Even the fittest and most active football players can be vulnerable to silent heart issues, and it would be recalled that Manchester United’s Christian Eriksen almost died when he had a cardiac arrest during Denmark’s Euro 2020 opening game against Finland but was saved after he was given a CPR on the pitch.
Perhaps, an adequate machine to save lives on the pitch would have stopped the 25-year-old Nigerian from losing his life as well.
“Okwaraji’s case is difficult to compare with Eriksen’s simply because medical care, especially on field intervention, has improved tremendously in the intervening period.” he continued.
“Things like portable automatic defibrillators were not present then. The first 7–10 mins of cardiac events like this are the most important.
“Could his death have been prevented? Maybe. But it is easier to look back in retrospect and conclude that if this or that had been done, he could have been saved.
“The question to ask is, back then, were the capabilities to do that available? People forget that Marc Vivian Foe died in France of the same condition in 2003 and could not be saved. This was years after Okwaraji’s.
“I am not sure if Eriksen’s condition is related to HCM. Ventricular arrhythmia is one of the symptoms of HCM, but not the only cause of cardiac events in HCM.
“Yes, when the event occurs, the heart goes into ventricular arrhythmia. So inserting a pacemaker can help avert the arrhythmia.

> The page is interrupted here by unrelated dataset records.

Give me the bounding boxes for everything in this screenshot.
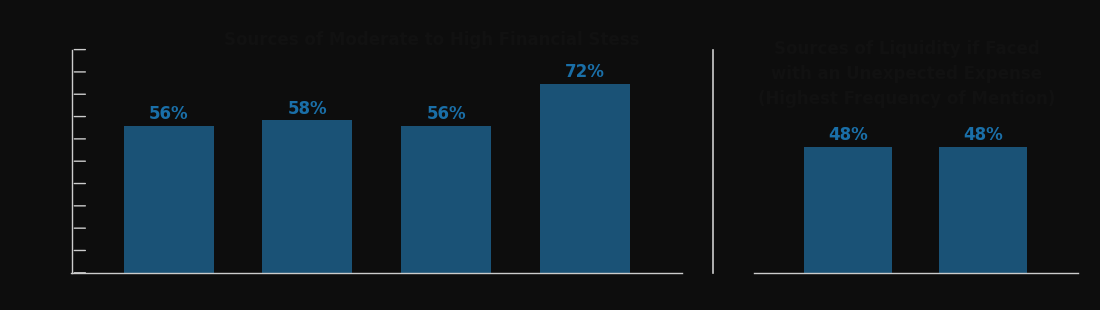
Bar [540,84,630,273]
Text: 48%: 48% [964,126,1003,144]
Bar [939,147,1027,273]
Text: 56%: 56% [148,105,188,123]
Text: 58%: 58% [287,100,327,118]
Text: Sources of Moderate to High Financial Stess: Sources of Moderate to High Financial St… [224,31,639,49]
Bar [804,147,892,273]
Bar [123,126,213,273]
Text: 48%: 48% [828,126,868,144]
Text: Sources of Liquidity if Faced
with an Unexpected Expense
(Highest Frequency of M: Sources of Liquidity if Faced with an Un… [758,40,1055,108]
Text: 56%: 56% [427,105,466,123]
Bar [262,121,352,273]
Bar [402,126,492,273]
Text: 72%: 72% [565,63,605,81]
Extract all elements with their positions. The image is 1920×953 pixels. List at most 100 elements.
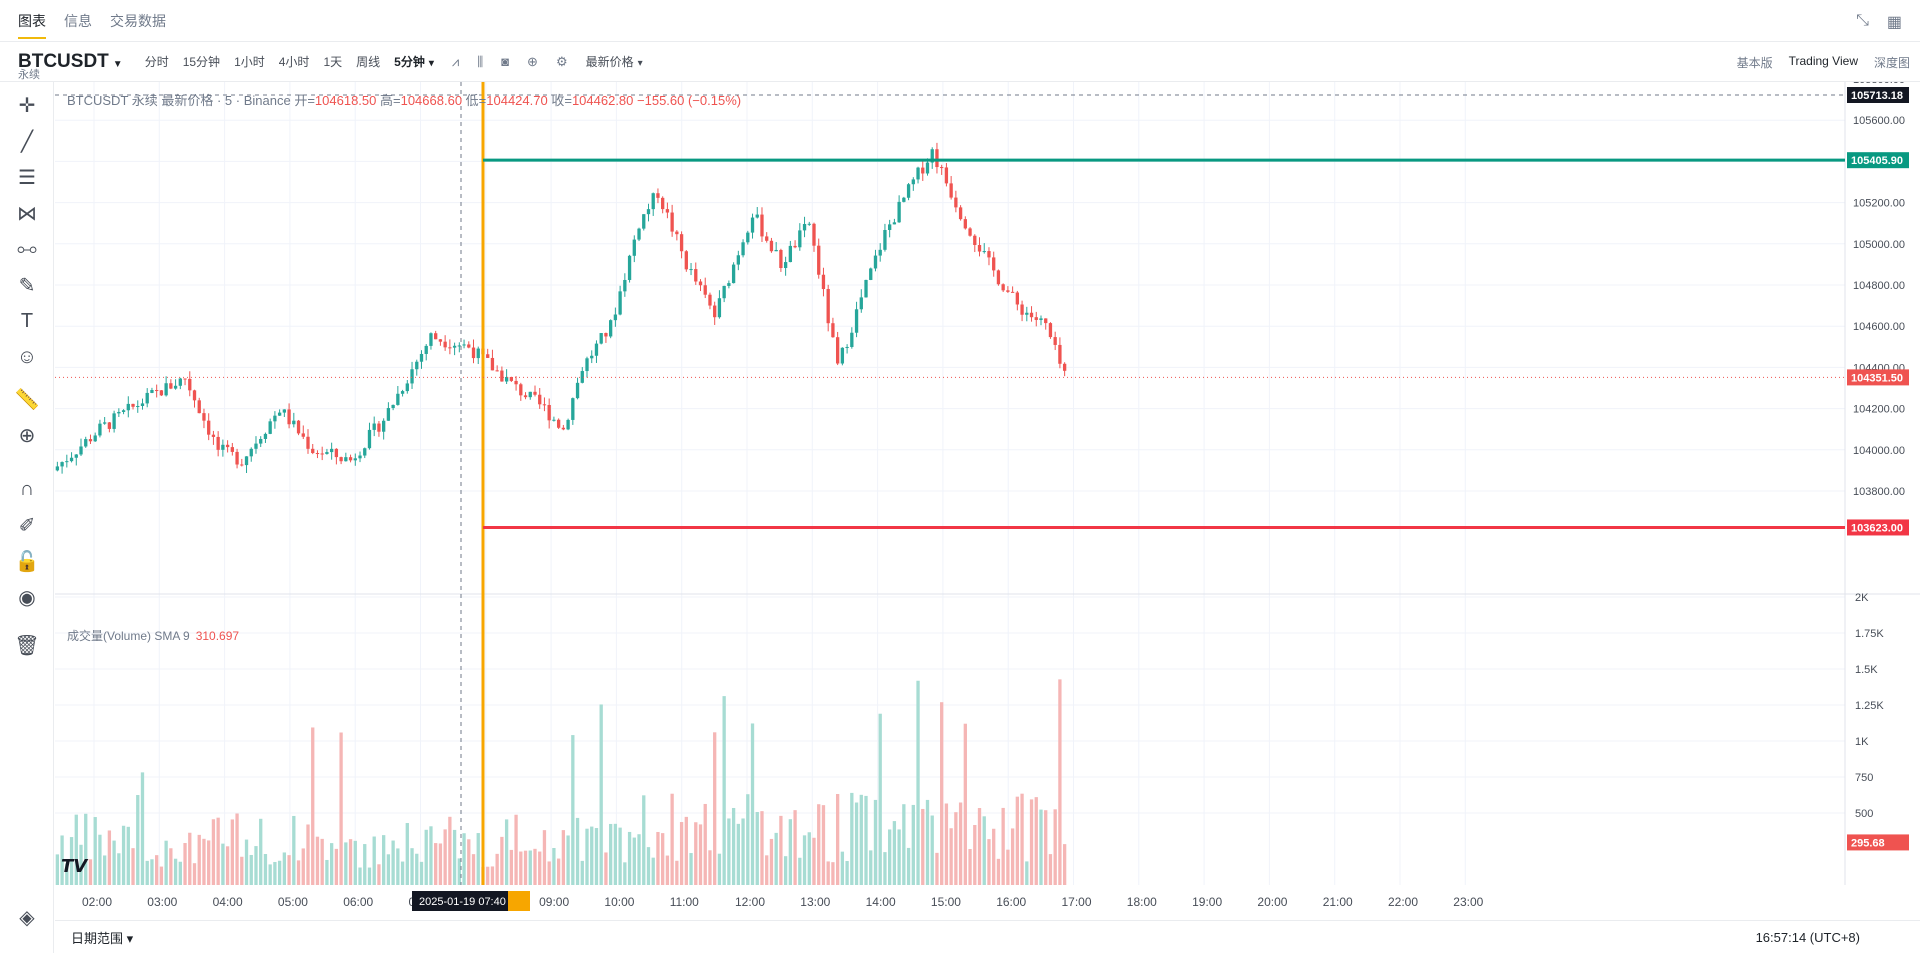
candle-body (79, 446, 83, 455)
volume-bar (892, 821, 897, 885)
indicator-icon[interactable]: ⩘ (451, 53, 460, 69)
trash-icon[interactable]: 🗑 (14, 634, 40, 657)
timeframe-4h[interactable]: 4小时 (278, 55, 310, 69)
view-depth[interactable]: 深度图 (1873, 56, 1910, 70)
candle-body (301, 433, 305, 437)
timeframe-selected[interactable]: 5分钟 ▾ (394, 55, 434, 69)
price-type-selector[interactable]: 最新价格 ▾ (585, 55, 643, 69)
candle-body (169, 383, 173, 389)
timeframe-1d[interactable]: 1天 (323, 55, 343, 69)
volume-bar (670, 793, 674, 885)
volume-bar (55, 854, 60, 885)
volume-bar (211, 819, 216, 885)
volume-bar (826, 861, 830, 885)
volume-bar (410, 848, 414, 885)
candle-body (736, 255, 740, 265)
chart-area[interactable]: 02:0003:0004:0005:0006:0007:0008:0009:00… (55, 74, 1920, 953)
candle-body (864, 279, 868, 298)
candle-body (476, 348, 480, 359)
price-tick-label: 105600.00 (1853, 115, 1905, 127)
candle-type-icon[interactable]: ⫼ (477, 53, 484, 69)
text-icon[interactable]: T (20, 309, 34, 332)
add-icon[interactable]: ⊕ (527, 53, 538, 69)
volume-bar (467, 839, 471, 885)
unlock-icon[interactable]: 🔓 (14, 550, 40, 573)
collapse-icon[interactable]: ⤡ (1856, 12, 1869, 29)
tab-info[interactable]: 信息 (64, 12, 92, 29)
chart-svg[interactable]: 02:0003:0004:0005:0006:0007:0008:0009:00… (55, 74, 1920, 920)
candle-body (55, 466, 60, 471)
candle-body (377, 423, 381, 432)
candle-body (514, 380, 518, 385)
volume-bar (703, 803, 707, 885)
volume-bar (627, 831, 632, 885)
candle-body (552, 419, 556, 421)
tab-chart[interactable]: 图表 (18, 11, 46, 39)
volume-bar (183, 843, 187, 885)
tab-trade-data[interactable]: 交易数据 (110, 12, 166, 29)
volume-bar (287, 855, 291, 885)
timeframe-1h[interactable]: 1小时 (234, 55, 265, 69)
brush-icon[interactable]: ✎ (18, 274, 36, 297)
volume-bar (788, 819, 793, 885)
symbol-selector[interactable]: BTCUSDT ▼ (18, 50, 123, 72)
volume-tick-label: 2K (1855, 592, 1869, 604)
volume-bar (911, 804, 915, 885)
candle-body (608, 320, 613, 337)
camera-icon[interactable]: ◙ (501, 54, 510, 69)
date-range-button[interactable]: 日期范围 ▾ (71, 930, 134, 946)
candle-body (613, 314, 618, 321)
volume-bar (864, 795, 868, 885)
trendline-icon[interactable]: ╱ (20, 130, 34, 153)
settings-icon[interactable]: ⚙ (555, 53, 568, 69)
volume-bar (916, 680, 920, 885)
candle-body (963, 219, 967, 229)
candle-body (642, 214, 646, 229)
candle-body (358, 455, 362, 459)
candle-body (452, 345, 457, 348)
volume-bar (495, 853, 499, 885)
time-tick-label: 22:00 (1388, 895, 1418, 909)
pattern-icon[interactable]: ⋈ (17, 202, 37, 225)
timeframe-15m[interactable]: 15分钟 (182, 55, 221, 69)
volume-bar (273, 861, 277, 885)
volume-bar (207, 840, 211, 885)
last-price-tag-bg (1847, 369, 1909, 386)
zoom-icon[interactable]: ⊕ (18, 424, 36, 447)
candle-body (259, 438, 263, 444)
view-basic[interactable]: 基本版 (1736, 56, 1773, 70)
forecast-icon[interactable]: ⧟ (17, 237, 37, 260)
time-tick-label: 15:00 (931, 895, 961, 909)
magnet-icon[interactable]: ∩ (19, 477, 35, 500)
candle-body (277, 412, 282, 416)
eye-icon[interactable]: ◉ (18, 586, 36, 609)
green-level-tag-bg (1847, 152, 1909, 169)
candle-body (145, 392, 149, 404)
candle-body (462, 344, 466, 346)
candle-body (698, 281, 703, 286)
volume-bar (230, 819, 234, 885)
volume-bar (1020, 793, 1024, 885)
volume-bar (263, 854, 268, 885)
emoji-icon[interactable]: ☺ (16, 345, 38, 368)
volume-tick-label: 1.75K (1855, 628, 1884, 640)
crosshair-icon[interactable]: ✛ (18, 94, 36, 117)
layers-icon[interactable]: ◈ (19, 906, 35, 929)
view-tradingview[interactable]: Trading View (1788, 54, 1858, 68)
timeframe-1w[interactable]: 周线 (356, 55, 381, 69)
grid-layout-icon[interactable]: ▦ (1886, 14, 1902, 31)
candle-body (765, 236, 769, 241)
volume-bar (921, 808, 925, 885)
candle-body (457, 345, 461, 347)
ruler-icon[interactable]: 📏 (14, 388, 40, 411)
candle-body (93, 435, 97, 442)
crosshair-price-tag-bg (1847, 87, 1909, 103)
fib-icon[interactable]: ☰ (18, 166, 36, 189)
volume-bar (940, 702, 944, 885)
candle-body (651, 193, 655, 210)
candle-body (136, 406, 140, 408)
lock-drawing-icon[interactable]: ✐ (18, 514, 36, 537)
candle-body (211, 434, 216, 437)
candle-body (325, 452, 329, 454)
timeframe-tick[interactable]: 分时 (144, 55, 169, 69)
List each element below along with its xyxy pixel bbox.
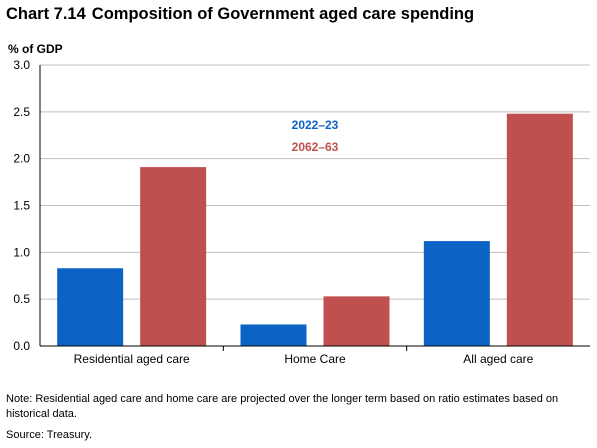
y-tick-label: 1.0 xyxy=(13,245,30,259)
x-tick-labels: Residential aged care Home Care All aged c… xyxy=(74,352,534,366)
legend-item: 2022–23 xyxy=(291,118,339,132)
y-tick-label: 2.0 xyxy=(13,152,30,166)
y-tick-labels: 0.0 0.5 1.0 1.5 2.0 2.5 3.0 xyxy=(13,58,30,353)
y-tick-label: 1.5 xyxy=(13,199,30,213)
y-tick-label: 0.0 xyxy=(13,339,30,353)
y-tick-label: 2.5 xyxy=(13,105,30,119)
bar xyxy=(423,241,490,346)
gridlines xyxy=(40,64,590,300)
x-tick-label: Residential aged care xyxy=(74,352,190,366)
legend-item: 2062–63 xyxy=(291,140,339,154)
y-axis-label: % of GDP xyxy=(8,42,63,56)
chart-title: Chart 7.14 Composition of Government aged… xyxy=(6,5,474,24)
chart-source: Source: Treasury. xyxy=(6,429,92,441)
bars xyxy=(57,113,573,346)
bar xyxy=(57,268,124,346)
x-tick-label: All aged care xyxy=(463,352,533,366)
bar xyxy=(323,296,390,346)
bar xyxy=(506,113,573,346)
bar-chart: 0.0 0.5 1.0 1.5 2.0 2.5 3.0 Residential aged c… xyxy=(13,58,590,366)
chart-number: Chart 7.14 xyxy=(6,5,86,23)
bar xyxy=(140,167,207,346)
y-tick-label: 0.5 xyxy=(13,292,30,306)
chart-title-text: Composition of Government aged care spen… xyxy=(91,5,475,23)
axes xyxy=(39,65,590,351)
y-tick-label: 3.0 xyxy=(13,58,30,72)
chart-note: Note: Residential aged care and home car… xyxy=(6,393,559,420)
x-tick-label: Home Care xyxy=(284,352,346,366)
bar xyxy=(240,324,307,346)
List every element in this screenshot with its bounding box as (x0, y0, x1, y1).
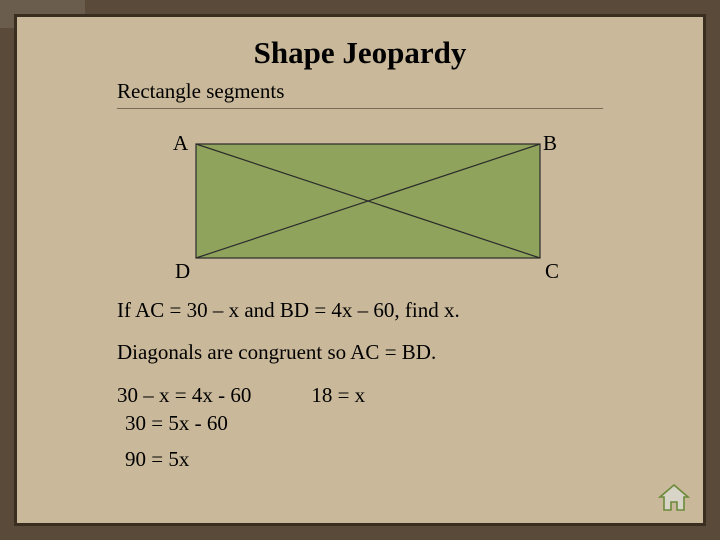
slide-frame: Shape Jeopardy Rectangle segments A B E … (14, 14, 706, 526)
hint-text: Diagonals are congruent so AC = BD. (117, 338, 703, 366)
equation-solution: 18 = x (311, 381, 365, 474)
problem-text: If AC = 30 – x and BD = 4x – 60, find x. (117, 296, 703, 324)
rectangle-svg (195, 143, 541, 259)
equation-step2: 30 = 5x - 60 (125, 409, 251, 437)
equation-steps: 30 – x = 4x - 60 30 = 5x - 60 90 = 5x (117, 381, 251, 474)
vertex-label-C: C (545, 259, 559, 284)
vertex-label-D: D (175, 259, 190, 284)
home-icon-shape (660, 485, 688, 510)
vertex-label-B: B (543, 131, 557, 156)
equation-step3: 90 = 5x (125, 445, 251, 473)
equation-step1: 30 – x = 4x - 60 (117, 381, 251, 409)
divider (117, 108, 603, 109)
page-title: Shape Jeopardy (17, 35, 703, 71)
equation-row: 30 – x = 4x - 60 30 = 5x - 60 90 = 5x 18… (117, 381, 703, 474)
rectangle-diagram: A B E D C (17, 131, 703, 286)
vertex-label-A: A (173, 131, 188, 156)
content-text: If AC = 30 – x and BD = 4x – 60, find x.… (117, 296, 703, 474)
home-icon[interactable] (657, 483, 691, 513)
subtitle: Rectangle segments (117, 79, 703, 104)
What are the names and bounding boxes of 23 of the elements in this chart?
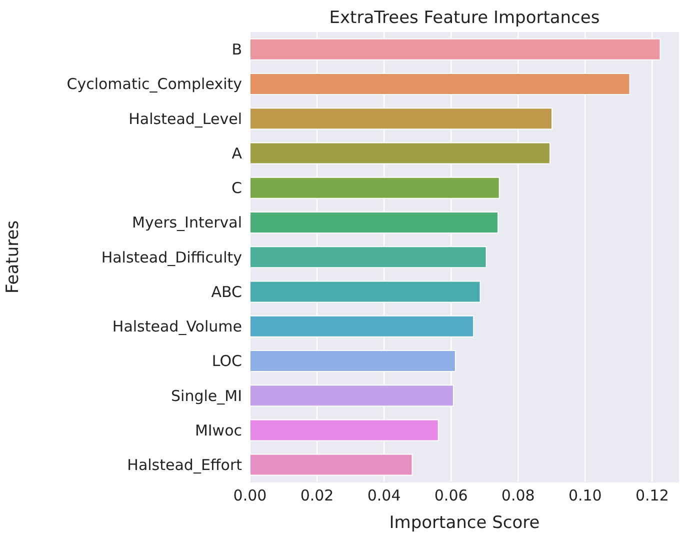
y-tick-label: Halstead_Effort — [127, 456, 242, 474]
y-tick-label: LOC — [212, 352, 242, 370]
x-tick-label: 0.08 — [501, 486, 535, 505]
y-axis-title: Features — [3, 220, 24, 294]
x-tick-label: 0.00 — [233, 486, 267, 505]
y-tick-label: Myers_Interval — [132, 214, 242, 232]
chart-title: ExtraTrees Feature Importances — [328, 8, 601, 28]
y-tick-label: Single_MI — [171, 386, 242, 405]
x-tick-label: 0.10 — [568, 486, 602, 505]
y-tick-label: C — [232, 179, 242, 198]
y-tick-label: Halstead_Difficulty — [101, 248, 242, 266]
x-tick-label: 0.04 — [367, 486, 401, 505]
y-tick-label: B — [232, 40, 242, 59]
y-tick-label: Halstead_Level — [128, 110, 242, 128]
x-tick-label: 0.12 — [635, 486, 669, 505]
x-tick-label: 0.06 — [434, 486, 468, 505]
y-tick-label: ABC — [211, 282, 242, 301]
x-axis-title: Importance Score — [389, 513, 540, 533]
x-tick-label: 0.02 — [300, 486, 334, 505]
y-tick-label: MIwoc — [194, 421, 242, 440]
y-tick-label: Halstead_Volume — [112, 318, 242, 336]
y-tick-label: A — [232, 144, 243, 162]
y-tick-label: Cyclomatic_Complexity — [66, 75, 242, 94]
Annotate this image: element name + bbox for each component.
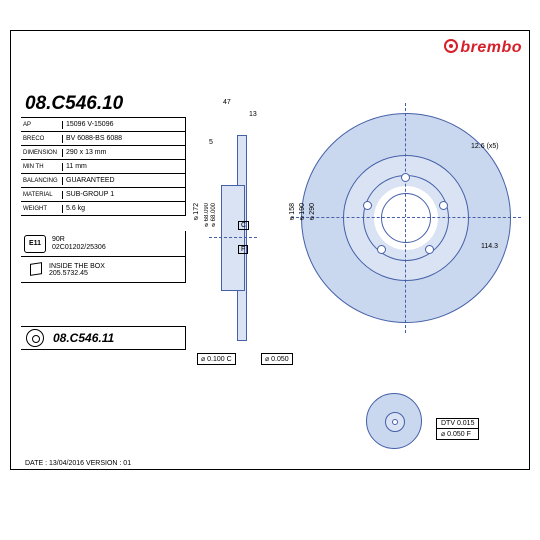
bolt-hole xyxy=(439,201,448,210)
part-number: 08.C546.10 xyxy=(25,93,123,115)
spec-row-balancing: BALANCING GUARANTEED xyxy=(21,174,185,188)
cert-line2: 02C01202/25306 xyxy=(52,244,106,252)
spec-value: 290 x 13 mm xyxy=(63,148,185,157)
dim-13: 13 xyxy=(249,111,257,118)
side-view xyxy=(213,133,253,343)
spec-label: MIN TH xyxy=(21,163,63,171)
disc-icon xyxy=(21,329,49,347)
spec-row-ap: AP 15096 V-15096 xyxy=(21,118,185,132)
screw-icon xyxy=(24,261,46,279)
disc-hub xyxy=(381,193,431,243)
spec-label: MATERIAL xyxy=(21,191,63,199)
dim-158: ⌀158 xyxy=(289,203,297,223)
dim-290: ⌀290 xyxy=(309,203,317,223)
box-item: 205.5732.45 xyxy=(49,270,105,277)
bolt-hole xyxy=(363,201,372,210)
spec-value: GUARANTEED xyxy=(63,176,185,185)
cert-line1: 90R xyxy=(52,236,106,244)
dim-68: ⌀68.090 ⌀68.000 xyxy=(203,203,217,228)
dim-190: ⌀190 xyxy=(299,203,307,223)
drawing-sheet: 08.C546.10 AP 15096 V-15096 BRECO BV 608… xyxy=(10,30,530,470)
tiny-center xyxy=(392,419,398,425)
spec-label: AP xyxy=(21,121,63,129)
tolerance-box: DTV 0.015 ⌀ 0.050 F xyxy=(436,418,479,439)
footer-text: DATE : 13/04/2016 VERSION : 01 xyxy=(25,460,131,467)
spec-row-dimension: DIMENSION 290 x 13 mm xyxy=(21,146,185,160)
centerline-h xyxy=(291,217,521,218)
spec-label: BRECO xyxy=(21,135,63,143)
bolt-hole xyxy=(401,173,410,182)
spec-row-weight: WEIGHT 5.6 kg xyxy=(21,202,185,216)
alt-part-row: 08.C546.11 xyxy=(21,326,186,350)
spec-label: WEIGHT xyxy=(21,205,63,213)
spec-value: 5.6 kg xyxy=(63,204,185,213)
bolt-spec: 12.6 (x5) xyxy=(471,143,499,150)
spec-label: DIMENSION xyxy=(21,149,63,157)
dim-47: 47 xyxy=(223,99,231,106)
spec-row-breco: BRECO BV 6088-BS 6088 xyxy=(21,132,185,146)
flat-val: ⌀ 0.050 F xyxy=(441,430,471,438)
spec-row-material: MATERIAL SUB-GROUP 1 xyxy=(21,188,185,202)
gd2-val: ⌀ 0.050 xyxy=(262,354,292,364)
spec-row-minth: MIN TH 11 mm xyxy=(21,160,185,174)
spec-value: BV 6088-BS 6088 xyxy=(63,134,185,143)
gd1-val: ⌀ 0.100 C xyxy=(198,354,235,364)
spec-value: SUB-GROUP 1 xyxy=(63,190,185,199)
bolt-hole xyxy=(377,245,386,254)
box-title: INSIDE THE BOX xyxy=(49,263,105,270)
technical-drawing: 47 13 5 ⌀172 ⌀68.090 ⌀68.000 C F ⌀ 0.100… xyxy=(191,93,536,473)
bolt-hole xyxy=(425,245,434,254)
dim-172: ⌀172 xyxy=(193,203,201,223)
centerline-v xyxy=(405,103,406,333)
spec-table: AP 15096 V-15096 BRECO BV 6088-BS 6088 D… xyxy=(21,117,186,216)
datum-f: F xyxy=(238,245,248,254)
spec-value: 11 mm xyxy=(63,162,185,171)
aux-view xyxy=(366,393,422,449)
centerline xyxy=(209,237,257,238)
spec-label: BALANCING xyxy=(21,177,63,185)
spec-value: 15096 V-15096 xyxy=(63,120,185,129)
flat-row: ⌀ 0.050 F xyxy=(436,428,479,440)
alt-part-number: 08.C546.11 xyxy=(49,331,114,345)
box-text: INSIDE THE BOX 205.5732.45 xyxy=(49,263,105,277)
inside-box-row: INSIDE THE BOX 205.5732.45 xyxy=(21,257,186,283)
certification-row: E11 90R 02C01202/25306 xyxy=(21,231,186,257)
gd-tol-2: ⌀ 0.050 xyxy=(261,353,293,365)
dim-5: 5 xyxy=(209,139,213,146)
pcd: 114.3 xyxy=(481,243,498,250)
side-hat xyxy=(221,185,245,291)
cert-text: 90R 02C01202/25306 xyxy=(49,236,106,251)
gd-tol-1: ⌀ 0.100 C xyxy=(197,353,236,365)
datum-c: C xyxy=(238,221,249,230)
dtv-val: DTV 0.015 xyxy=(441,420,474,427)
tiny-outer xyxy=(366,393,422,449)
e-mark-icon: E11 xyxy=(24,235,46,253)
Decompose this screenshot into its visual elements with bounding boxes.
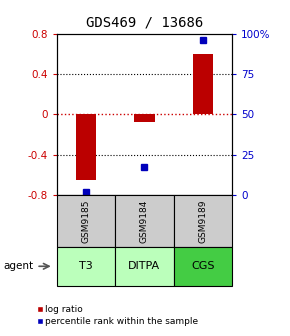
Text: GSM9185: GSM9185 (81, 199, 90, 243)
Text: DITPA: DITPA (128, 261, 160, 271)
Legend: log ratio, percentile rank within the sample: log ratio, percentile rank within the sa… (34, 302, 202, 330)
Text: GDS469 / 13686: GDS469 / 13686 (86, 15, 204, 29)
Text: GSM9184: GSM9184 (140, 199, 149, 243)
Text: agent: agent (3, 261, 33, 271)
Text: CGS: CGS (191, 261, 215, 271)
Text: GSM9189: GSM9189 (198, 199, 207, 243)
Bar (134, 114, 155, 122)
Text: T3: T3 (79, 261, 93, 271)
Bar (76, 114, 96, 180)
Bar (193, 54, 213, 114)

But I think Eriksen was more of a rhythm problem ab initio, rather than HCM” the Doctor added.
While it is true that regular exercise prevents HCM and that football is an exercise activity, the doctor offers deeper insight into how the illness may be avoided.
“Even though exercises help in managing HCM, I don’t think high-capacity exercises like professional football is compatible with an ongoing HCM.
“They should rather find a different means of earning a living. They run the risk of sudden cardiac death as the first symptom of their condition,” he said.
The passing of Okwaraji serves as a sombre reminder that cardiovascular health goes beyond the football pitch, extending to every facet of life.